The Journal News reported yesterday of a Fairfield, Ohio family who was to relinquish possession of all but two of their dogs, due to a violation of the city ordinance. The family spoke at Monday night's city council meeting about their previous agreement with the city, and has decided to render the original agreement null and void. Approved by the Ohio Civil Rights Commission, as Cincinnati.com reported, now the family is challenging that, saying they will do whatever it takes to keep all seven of their dogs. Erin Blevins, who lives with her mother, Karen Glardon, says the dogs are not only "family members", but therapeutic. Glardon suffers from depression, multiple sclerosis and Parkinson’s disease, and says the dogs help her. Blevins also claims to suffer from depression.
Currently, the Fairfield ordinance allows two dogs per household. Cincinnati.com reported Fairfield’s pet regulation dates back to at least 1984. It allows two adult dogs or cats older than four months old on a residential lot or owners must apply for a kennel license. However, kennels aren’t allowed on property that is zoned residential. Violators face a fine of up to $500. Communities surrounding Fairfield allow more pets. West Chester Township allows four. Liberty Township and the city of Hamilton allow five per household.
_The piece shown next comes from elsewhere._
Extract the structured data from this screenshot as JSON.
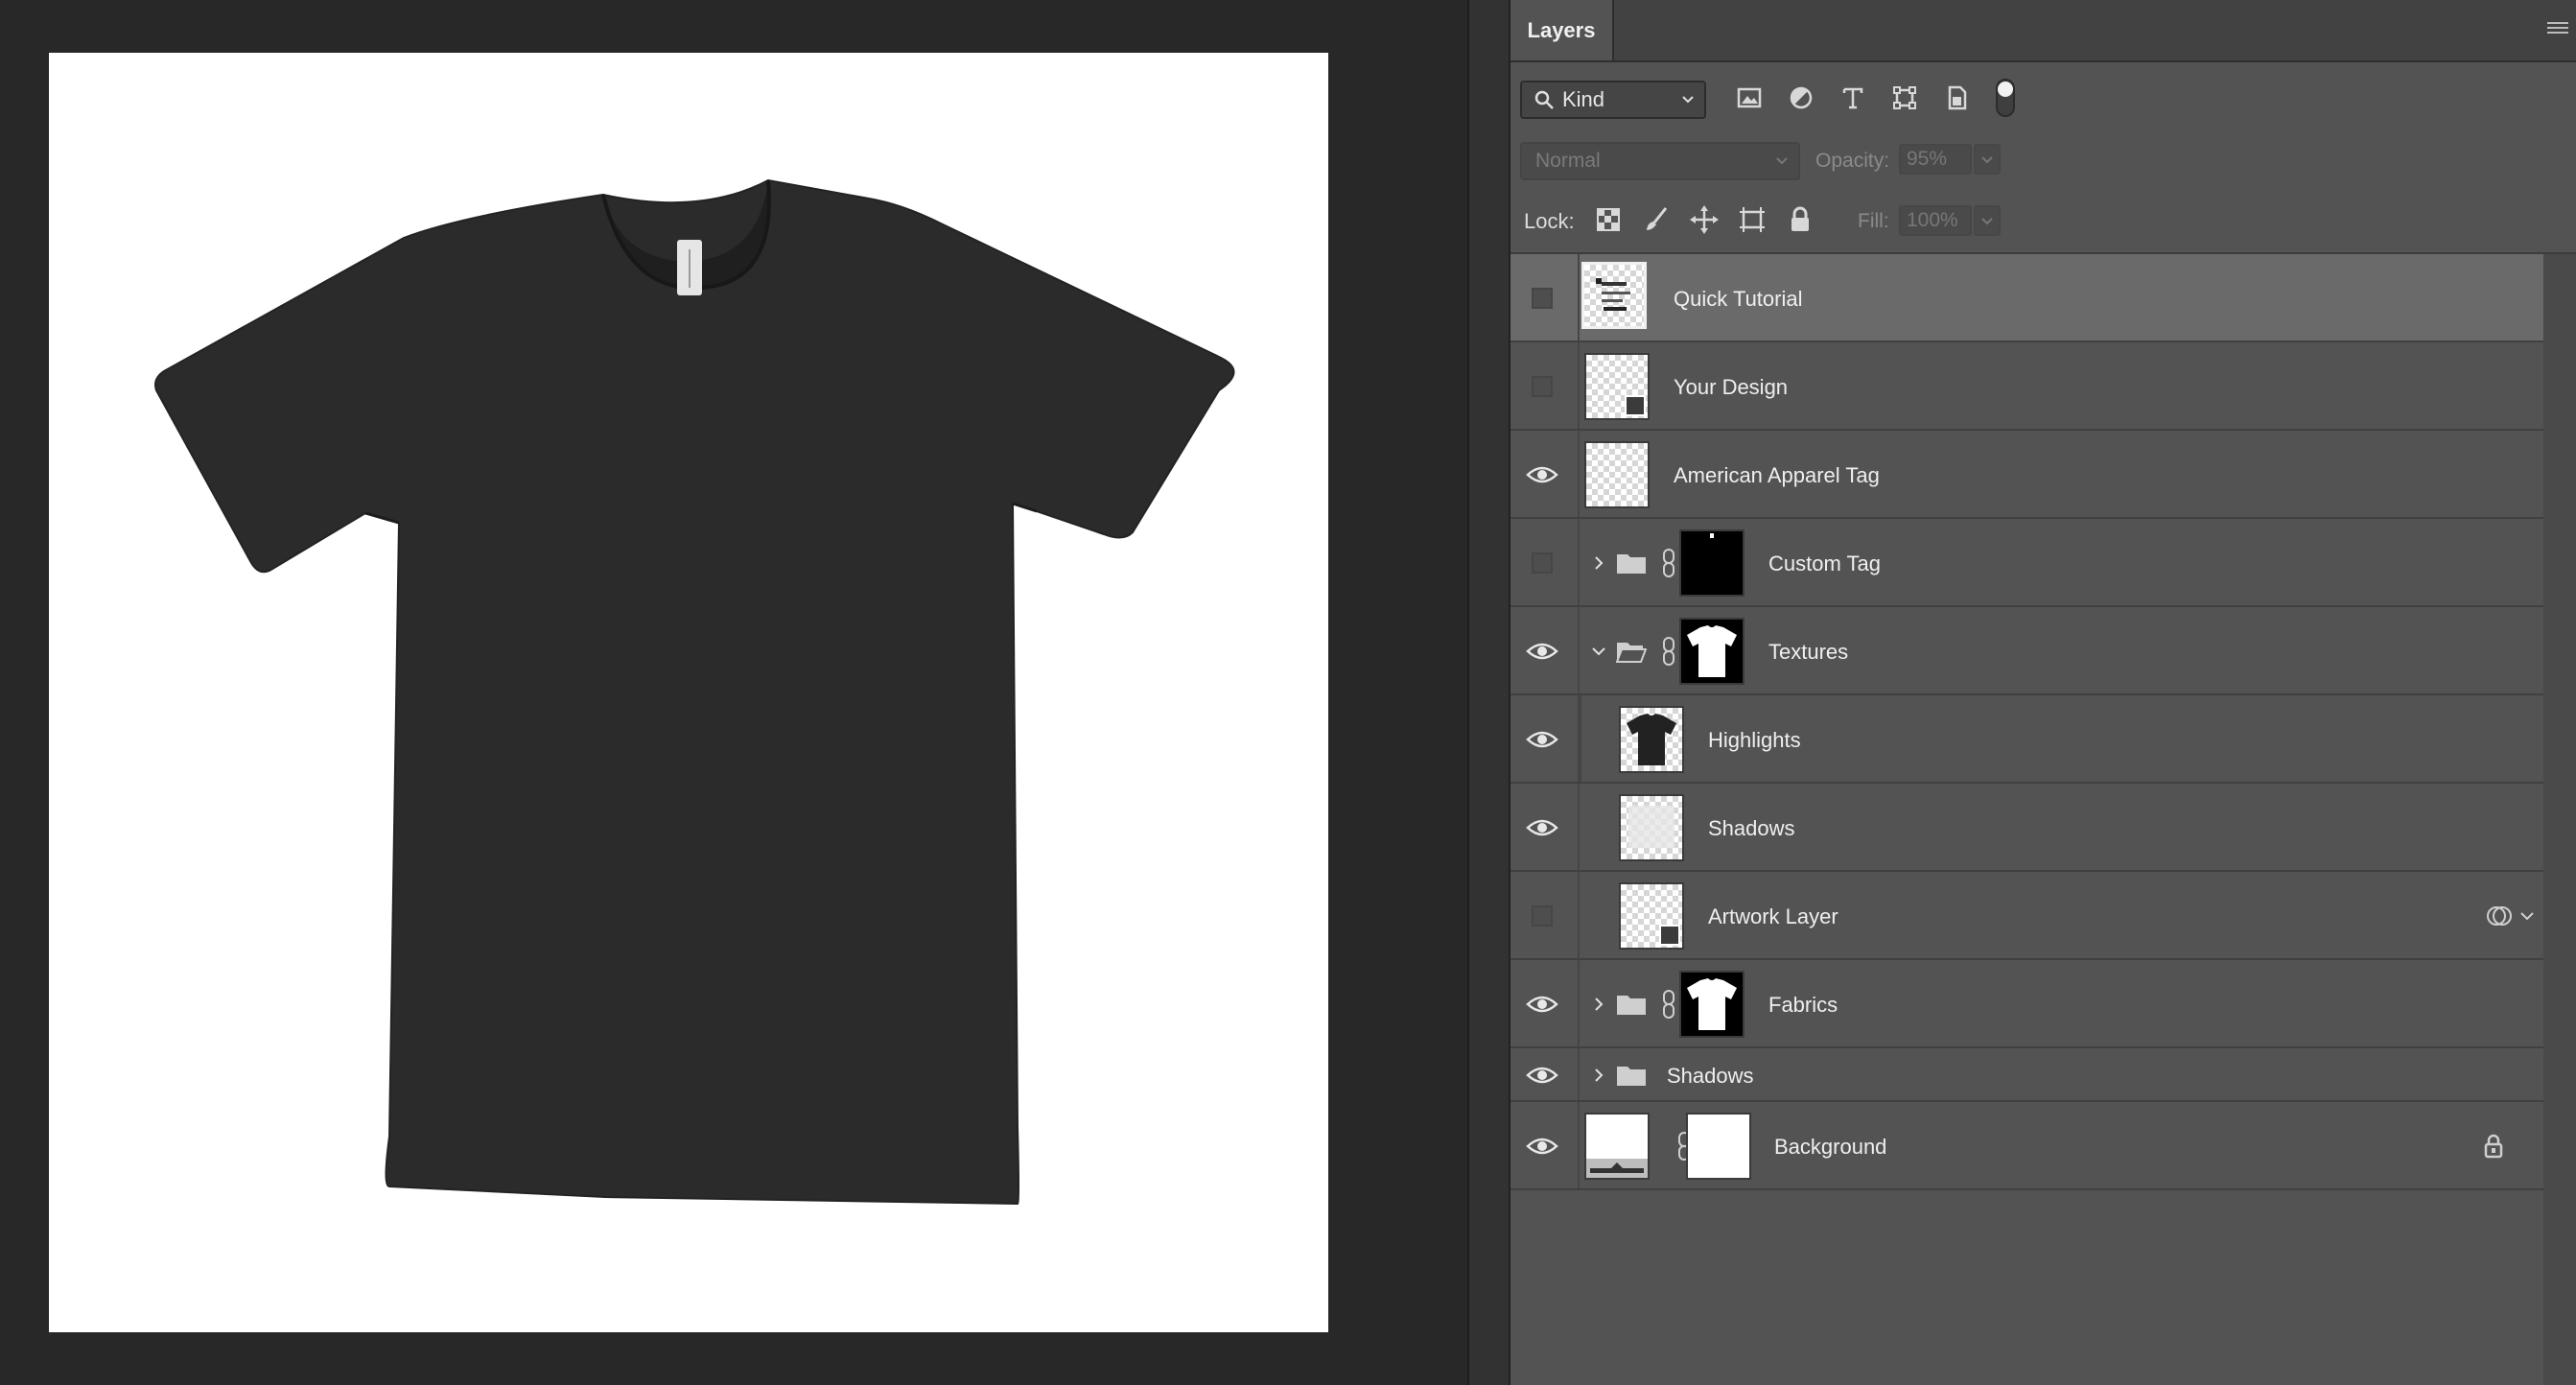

The Journal News spoke to Glardon, who said her dogs were constant companions after her cataract surgery late last year. She told them,
“They knew I was sick, and wanted to be by me. They laid by me and didn’t leave my side,” she said.
“They help me. They really do".
The board originally delayed ruling because city officials received two anonymous complaints about the dogs barking. Blevins said she brings the dogs in if the barking lasts over three minutes, and has never had the Fairfield police or the Butler County dog warden called on her, for any reason.
Because of her mother's disability, Blevins believes Fairfield's ordinance violates the Americans with Disabilities Act, and vows to obtain a lawyer, if necessary. “Council could create an ordinance to modify the domestic animal limit should they desire,” said Tim Bachman, Fairfield’s Development Services Director. Bachman told the Journal News last year, "it's a balance of rights, the individual’s rights versus the property rights of those in the subdivision and neighborhood".
Blevins said the zoning and appeals board said her family had to ask for a variance to get a kennel license, but the family ended up not being eligible for that. In Monday's meeting with city council, Blevins demanded they make a resolution in the next two weeks that would settle the matter once and for all. Blevins says the city has no legal right to ask her family to give up five of its seven dogs, as they are not only family members, but her "personal property" as well.